Different context, different narrative, different imagination.
I am keenly aware of the imperfections of Indian democracy, starting with the oppressive caste system. Nevertheless, to have sustained a functioning democracy with all its flaws for more than fifty years in a country of over 1 billion people, who speak scores of different languages, is something of a miracle and a great source of stability for the world. Two of India's presidents have been Muslims, and its current president, A.P.J. Abdul Kalam, is both a Muslim and the father of the Indian nuclear missile program. While a Muslim woman sits on India's Supreme Court, no Muslim woman is allowed even to drive a car in Saudi Arabia. Indian Muslims, including women, have been governors of many Indian states, and the wealthiest man in India today, high on the Forbes list of global billionaires, is an Indian Muslim: Azim Premji, the chairman of Wipro, one of India's most important technology companies. I was in India shortly after the United States invaded Afghanistan in late 2001, when Indian television carried a debate between the country's leading female movie star and parliamentarian-Shabana Azmi, a Muslim woman—and the imam of New Delhi's biggest mosque. The imam had called on Indian Muslims to go to Afghanistan and join the jihad against America, and Azmi ripped into him, live on Indian TV, basically telling the cleric to go take a hike. She told him to go to Kandahar and join the Taliban and leave the rest of India's Muslims alone. How did she get away with that? Easy. As a Muslim woman she lived in a context that empowered and protected her to speak her mind -even to a leading cleric.

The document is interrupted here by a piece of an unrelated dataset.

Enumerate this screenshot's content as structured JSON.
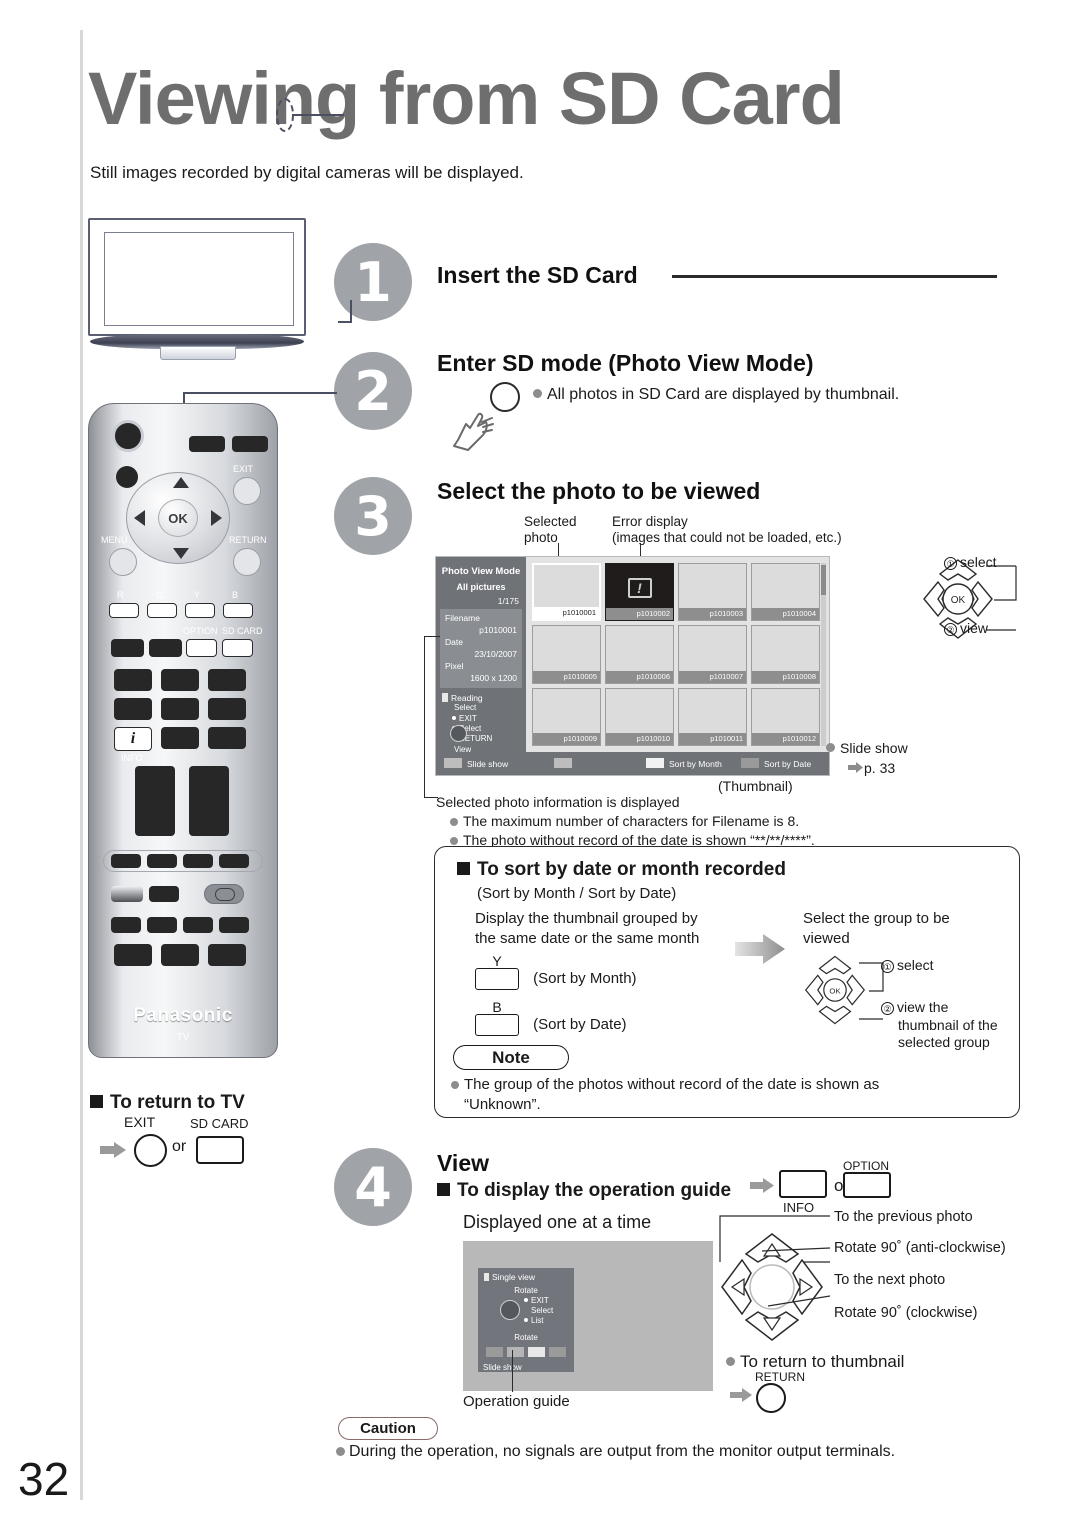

Different context, different narrative, different imagination.
This is not all that complicated: Give young people a context where they can translate a positive imagination into reality, give them a context in which someone with a grievance can have it adjudicated in a court of law without having to bribe the judge with a goat, give them a context in which they can pursue an entrepreneurial idea and become the richest or the most creative or most respected people in their own country, no matter what their background, give them a context in which any complaint or idea can be published in the newspaper, give them a context in which anyone can run for office-and guess what? They usually don't want to blow up the world. They usually want to be part of it.